VANCOUVER — Attendees of a local barbecue report that a red-haired woman is talking animatedly about how easily she gets sunburned, for reasons that cannot be determined by anyone at the scene or elsewhere.
The boasting began when the woman, identified as 31-year-old teacher Lisa Troxell, held up her forearm, and excitedly shouted “See! Just fifteen minutes and it’s happening already!” in what appeared to be the sincere belief that others would be both interested and impressed.
“She kept making comments about how she wished she’d brought extra sunscreen because she didn’t know there wasn’t going to be any shade here,” recounted fellow guest Bob Lane. “At first I tried to cheer her up, and said, ‘oh yeah, I’ll probably get burned too.’ But she just gave me this weird smile and said that my burn wasn’t going to be anything like her burn. Am I missing something here?”

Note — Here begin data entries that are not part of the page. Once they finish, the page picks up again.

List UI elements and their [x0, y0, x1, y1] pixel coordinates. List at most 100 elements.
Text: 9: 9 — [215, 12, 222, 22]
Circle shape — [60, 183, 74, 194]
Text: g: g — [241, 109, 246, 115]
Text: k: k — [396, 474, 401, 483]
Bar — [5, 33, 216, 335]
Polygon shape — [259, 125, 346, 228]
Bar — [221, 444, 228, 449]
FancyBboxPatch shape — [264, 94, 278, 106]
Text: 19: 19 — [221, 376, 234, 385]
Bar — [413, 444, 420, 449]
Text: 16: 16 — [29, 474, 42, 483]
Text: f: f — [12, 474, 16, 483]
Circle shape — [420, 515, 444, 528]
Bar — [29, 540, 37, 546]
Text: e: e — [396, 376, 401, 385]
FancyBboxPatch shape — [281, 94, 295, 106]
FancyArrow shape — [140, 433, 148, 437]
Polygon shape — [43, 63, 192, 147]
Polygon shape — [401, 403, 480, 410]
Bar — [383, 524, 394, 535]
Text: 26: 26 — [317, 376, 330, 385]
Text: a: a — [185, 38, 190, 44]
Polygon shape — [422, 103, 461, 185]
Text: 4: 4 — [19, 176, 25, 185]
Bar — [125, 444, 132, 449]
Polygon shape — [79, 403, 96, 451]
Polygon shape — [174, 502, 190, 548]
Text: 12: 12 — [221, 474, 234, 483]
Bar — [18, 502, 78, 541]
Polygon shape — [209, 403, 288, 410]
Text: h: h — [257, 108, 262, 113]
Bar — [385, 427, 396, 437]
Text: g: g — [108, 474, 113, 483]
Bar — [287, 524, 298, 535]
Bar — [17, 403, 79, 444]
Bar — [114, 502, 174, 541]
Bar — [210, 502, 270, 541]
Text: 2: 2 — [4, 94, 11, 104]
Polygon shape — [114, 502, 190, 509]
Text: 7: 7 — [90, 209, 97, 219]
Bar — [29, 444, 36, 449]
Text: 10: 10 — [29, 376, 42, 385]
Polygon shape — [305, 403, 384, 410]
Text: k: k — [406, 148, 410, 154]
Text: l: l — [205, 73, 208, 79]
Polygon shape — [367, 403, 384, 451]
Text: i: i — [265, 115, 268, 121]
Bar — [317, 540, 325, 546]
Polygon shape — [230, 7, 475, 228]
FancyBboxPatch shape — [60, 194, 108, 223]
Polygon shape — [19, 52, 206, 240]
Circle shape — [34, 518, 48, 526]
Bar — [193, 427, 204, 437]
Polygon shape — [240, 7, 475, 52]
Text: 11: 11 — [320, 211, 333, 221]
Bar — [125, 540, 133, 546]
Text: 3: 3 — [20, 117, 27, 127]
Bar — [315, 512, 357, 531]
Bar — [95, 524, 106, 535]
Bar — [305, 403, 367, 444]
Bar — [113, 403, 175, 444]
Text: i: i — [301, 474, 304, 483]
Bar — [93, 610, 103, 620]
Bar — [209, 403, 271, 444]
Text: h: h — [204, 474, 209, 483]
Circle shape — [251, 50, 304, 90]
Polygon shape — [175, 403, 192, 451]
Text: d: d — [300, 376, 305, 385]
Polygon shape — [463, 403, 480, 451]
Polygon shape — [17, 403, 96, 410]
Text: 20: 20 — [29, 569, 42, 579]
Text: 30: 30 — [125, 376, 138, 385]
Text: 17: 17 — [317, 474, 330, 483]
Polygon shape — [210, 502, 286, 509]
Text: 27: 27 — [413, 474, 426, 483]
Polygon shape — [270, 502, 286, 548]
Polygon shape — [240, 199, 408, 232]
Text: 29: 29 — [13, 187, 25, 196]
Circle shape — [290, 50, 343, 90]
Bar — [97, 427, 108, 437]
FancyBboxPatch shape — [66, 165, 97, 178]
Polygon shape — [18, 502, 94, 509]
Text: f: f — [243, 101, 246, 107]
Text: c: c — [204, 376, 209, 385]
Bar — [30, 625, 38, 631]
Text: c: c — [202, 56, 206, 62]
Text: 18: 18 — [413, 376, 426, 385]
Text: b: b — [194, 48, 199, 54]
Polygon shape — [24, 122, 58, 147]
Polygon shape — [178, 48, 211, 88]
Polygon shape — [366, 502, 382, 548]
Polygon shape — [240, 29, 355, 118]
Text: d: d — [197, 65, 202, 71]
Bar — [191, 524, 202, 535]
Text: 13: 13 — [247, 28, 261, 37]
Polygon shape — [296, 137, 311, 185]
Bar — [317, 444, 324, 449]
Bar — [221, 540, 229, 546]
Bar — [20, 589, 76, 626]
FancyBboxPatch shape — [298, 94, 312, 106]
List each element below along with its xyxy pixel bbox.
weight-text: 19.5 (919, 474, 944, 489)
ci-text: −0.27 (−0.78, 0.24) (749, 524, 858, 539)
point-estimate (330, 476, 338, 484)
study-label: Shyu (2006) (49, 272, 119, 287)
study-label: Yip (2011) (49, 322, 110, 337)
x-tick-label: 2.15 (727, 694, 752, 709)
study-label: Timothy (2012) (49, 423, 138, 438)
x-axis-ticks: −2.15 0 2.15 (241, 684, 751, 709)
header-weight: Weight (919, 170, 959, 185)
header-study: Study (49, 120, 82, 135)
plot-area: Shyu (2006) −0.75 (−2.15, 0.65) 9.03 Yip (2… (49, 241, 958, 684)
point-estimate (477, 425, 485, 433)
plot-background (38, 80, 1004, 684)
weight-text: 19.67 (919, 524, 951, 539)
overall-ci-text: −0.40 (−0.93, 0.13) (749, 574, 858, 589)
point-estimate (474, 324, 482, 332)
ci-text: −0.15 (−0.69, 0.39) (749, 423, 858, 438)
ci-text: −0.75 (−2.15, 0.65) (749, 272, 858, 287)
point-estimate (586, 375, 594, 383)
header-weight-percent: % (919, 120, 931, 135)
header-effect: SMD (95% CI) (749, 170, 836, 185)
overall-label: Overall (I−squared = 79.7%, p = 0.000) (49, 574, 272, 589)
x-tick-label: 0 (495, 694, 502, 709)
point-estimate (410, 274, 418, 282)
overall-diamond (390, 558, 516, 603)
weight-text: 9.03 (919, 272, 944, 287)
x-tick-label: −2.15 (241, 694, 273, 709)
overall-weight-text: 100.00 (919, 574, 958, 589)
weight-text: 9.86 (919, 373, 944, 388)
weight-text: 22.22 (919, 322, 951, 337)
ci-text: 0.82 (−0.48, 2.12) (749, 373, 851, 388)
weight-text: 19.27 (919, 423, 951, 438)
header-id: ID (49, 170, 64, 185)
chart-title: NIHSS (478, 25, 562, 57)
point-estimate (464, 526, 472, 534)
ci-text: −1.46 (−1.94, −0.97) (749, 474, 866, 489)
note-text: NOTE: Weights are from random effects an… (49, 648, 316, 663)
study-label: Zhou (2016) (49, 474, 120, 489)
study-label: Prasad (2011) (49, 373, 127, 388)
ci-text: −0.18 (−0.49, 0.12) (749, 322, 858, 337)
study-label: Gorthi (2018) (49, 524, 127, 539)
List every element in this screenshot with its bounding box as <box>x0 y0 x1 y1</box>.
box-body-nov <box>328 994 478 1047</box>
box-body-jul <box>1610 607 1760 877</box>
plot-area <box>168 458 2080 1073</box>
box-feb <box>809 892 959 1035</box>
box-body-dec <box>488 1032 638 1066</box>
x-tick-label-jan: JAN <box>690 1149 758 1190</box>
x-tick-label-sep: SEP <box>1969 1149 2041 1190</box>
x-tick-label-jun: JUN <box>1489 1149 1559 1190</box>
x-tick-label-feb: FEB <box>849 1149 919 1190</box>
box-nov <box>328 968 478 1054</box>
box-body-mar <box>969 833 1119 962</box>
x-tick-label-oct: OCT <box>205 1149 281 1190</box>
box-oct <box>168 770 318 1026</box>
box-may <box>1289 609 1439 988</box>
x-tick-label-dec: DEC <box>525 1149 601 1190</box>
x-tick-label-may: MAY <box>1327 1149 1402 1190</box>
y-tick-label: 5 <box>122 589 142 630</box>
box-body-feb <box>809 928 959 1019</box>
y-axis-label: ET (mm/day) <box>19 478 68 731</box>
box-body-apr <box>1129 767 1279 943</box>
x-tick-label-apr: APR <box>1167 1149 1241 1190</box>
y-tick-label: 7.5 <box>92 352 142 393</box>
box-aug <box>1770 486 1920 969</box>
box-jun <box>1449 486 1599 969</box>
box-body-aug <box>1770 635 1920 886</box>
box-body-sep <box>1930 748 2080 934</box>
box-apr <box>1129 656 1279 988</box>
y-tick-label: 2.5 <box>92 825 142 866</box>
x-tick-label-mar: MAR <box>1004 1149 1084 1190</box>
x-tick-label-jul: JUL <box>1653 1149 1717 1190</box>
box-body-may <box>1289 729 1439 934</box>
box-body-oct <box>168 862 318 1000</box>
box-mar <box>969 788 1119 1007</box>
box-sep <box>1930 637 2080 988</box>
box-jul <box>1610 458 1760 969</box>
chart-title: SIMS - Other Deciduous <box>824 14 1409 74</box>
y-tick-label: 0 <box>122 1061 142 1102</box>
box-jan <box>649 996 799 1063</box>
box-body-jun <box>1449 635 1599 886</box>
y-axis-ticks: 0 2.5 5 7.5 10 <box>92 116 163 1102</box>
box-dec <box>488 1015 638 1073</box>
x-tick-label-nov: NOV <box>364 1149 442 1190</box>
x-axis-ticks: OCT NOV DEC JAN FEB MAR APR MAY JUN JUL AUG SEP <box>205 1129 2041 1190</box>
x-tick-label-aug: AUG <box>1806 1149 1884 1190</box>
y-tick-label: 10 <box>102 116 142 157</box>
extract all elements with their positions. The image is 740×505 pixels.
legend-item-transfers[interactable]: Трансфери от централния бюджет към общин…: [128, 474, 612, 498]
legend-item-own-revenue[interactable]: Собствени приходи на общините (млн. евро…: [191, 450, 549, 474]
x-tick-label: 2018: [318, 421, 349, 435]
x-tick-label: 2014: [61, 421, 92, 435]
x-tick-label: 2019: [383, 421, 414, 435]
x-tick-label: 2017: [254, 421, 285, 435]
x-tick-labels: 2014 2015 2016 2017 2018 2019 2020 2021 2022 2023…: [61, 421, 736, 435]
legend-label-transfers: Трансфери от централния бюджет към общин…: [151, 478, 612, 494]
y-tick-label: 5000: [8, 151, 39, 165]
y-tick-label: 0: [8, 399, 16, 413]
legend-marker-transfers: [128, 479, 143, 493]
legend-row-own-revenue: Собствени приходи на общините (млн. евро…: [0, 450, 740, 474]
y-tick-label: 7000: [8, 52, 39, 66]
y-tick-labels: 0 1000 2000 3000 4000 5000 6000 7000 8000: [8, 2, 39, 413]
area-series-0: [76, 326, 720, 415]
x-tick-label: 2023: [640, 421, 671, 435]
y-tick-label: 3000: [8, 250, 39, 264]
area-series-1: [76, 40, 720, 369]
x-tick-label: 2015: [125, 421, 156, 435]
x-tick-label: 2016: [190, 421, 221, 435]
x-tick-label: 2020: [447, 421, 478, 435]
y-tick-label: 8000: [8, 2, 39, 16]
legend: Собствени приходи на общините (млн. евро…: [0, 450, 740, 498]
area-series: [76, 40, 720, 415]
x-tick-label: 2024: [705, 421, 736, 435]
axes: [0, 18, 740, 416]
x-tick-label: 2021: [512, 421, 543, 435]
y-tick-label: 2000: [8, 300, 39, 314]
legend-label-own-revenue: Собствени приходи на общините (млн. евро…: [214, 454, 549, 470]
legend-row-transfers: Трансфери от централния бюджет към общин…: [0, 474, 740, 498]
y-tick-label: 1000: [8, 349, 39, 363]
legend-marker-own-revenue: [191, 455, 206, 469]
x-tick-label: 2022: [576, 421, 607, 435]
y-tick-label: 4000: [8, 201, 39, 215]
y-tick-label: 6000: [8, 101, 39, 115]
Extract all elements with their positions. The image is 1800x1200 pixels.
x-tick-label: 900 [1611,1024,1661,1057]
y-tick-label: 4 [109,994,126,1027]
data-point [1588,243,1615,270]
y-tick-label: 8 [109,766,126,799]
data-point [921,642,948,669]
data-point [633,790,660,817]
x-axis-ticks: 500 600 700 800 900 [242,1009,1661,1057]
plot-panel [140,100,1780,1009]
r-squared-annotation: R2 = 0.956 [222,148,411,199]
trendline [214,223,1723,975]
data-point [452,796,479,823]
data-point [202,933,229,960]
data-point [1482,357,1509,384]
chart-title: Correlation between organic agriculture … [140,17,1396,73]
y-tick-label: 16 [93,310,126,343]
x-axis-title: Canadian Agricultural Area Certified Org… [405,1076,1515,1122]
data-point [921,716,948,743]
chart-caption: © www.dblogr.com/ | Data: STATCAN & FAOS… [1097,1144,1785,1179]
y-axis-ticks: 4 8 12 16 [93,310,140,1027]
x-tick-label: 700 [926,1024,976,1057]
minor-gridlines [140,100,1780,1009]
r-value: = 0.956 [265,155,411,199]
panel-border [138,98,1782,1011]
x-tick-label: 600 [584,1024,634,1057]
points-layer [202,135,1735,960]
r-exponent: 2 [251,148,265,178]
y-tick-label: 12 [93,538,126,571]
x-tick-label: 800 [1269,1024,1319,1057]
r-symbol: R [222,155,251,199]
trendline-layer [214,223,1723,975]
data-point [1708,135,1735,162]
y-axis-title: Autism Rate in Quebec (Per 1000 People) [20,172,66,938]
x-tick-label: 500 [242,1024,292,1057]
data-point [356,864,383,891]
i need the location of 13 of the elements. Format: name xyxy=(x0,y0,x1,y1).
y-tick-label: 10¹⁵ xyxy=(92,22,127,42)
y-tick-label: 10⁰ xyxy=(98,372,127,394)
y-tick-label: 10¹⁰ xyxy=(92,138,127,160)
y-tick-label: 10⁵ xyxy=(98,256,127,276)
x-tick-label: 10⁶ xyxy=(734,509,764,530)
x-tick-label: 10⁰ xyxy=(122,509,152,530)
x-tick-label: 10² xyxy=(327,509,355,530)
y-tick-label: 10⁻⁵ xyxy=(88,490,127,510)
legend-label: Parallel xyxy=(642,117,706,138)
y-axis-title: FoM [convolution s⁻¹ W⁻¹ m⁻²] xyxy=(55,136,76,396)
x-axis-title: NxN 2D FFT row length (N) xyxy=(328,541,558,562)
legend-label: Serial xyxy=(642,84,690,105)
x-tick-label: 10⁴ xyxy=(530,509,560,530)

Troxell, who appeared to believe that others would find the information useful, entertaining, or both, continued to discuss the ease with which her skin burned with increasing detail.
“I usually start to burn really badly around May. In April, it’s just like little red bubbles, like the cheese on pizza when you pull it out of the oven. But this year it’s barely summer and I’m already almost into sheet blister territory, like it’s July at a waterpark!”
“Do you think it has something to do with global warming, maybe?” she added to her acquaintances, as some of them got up to go to their cars.
At press time, Troxell was tell explaining to another guest how, despite what they might expect, neither of her parents have red hair.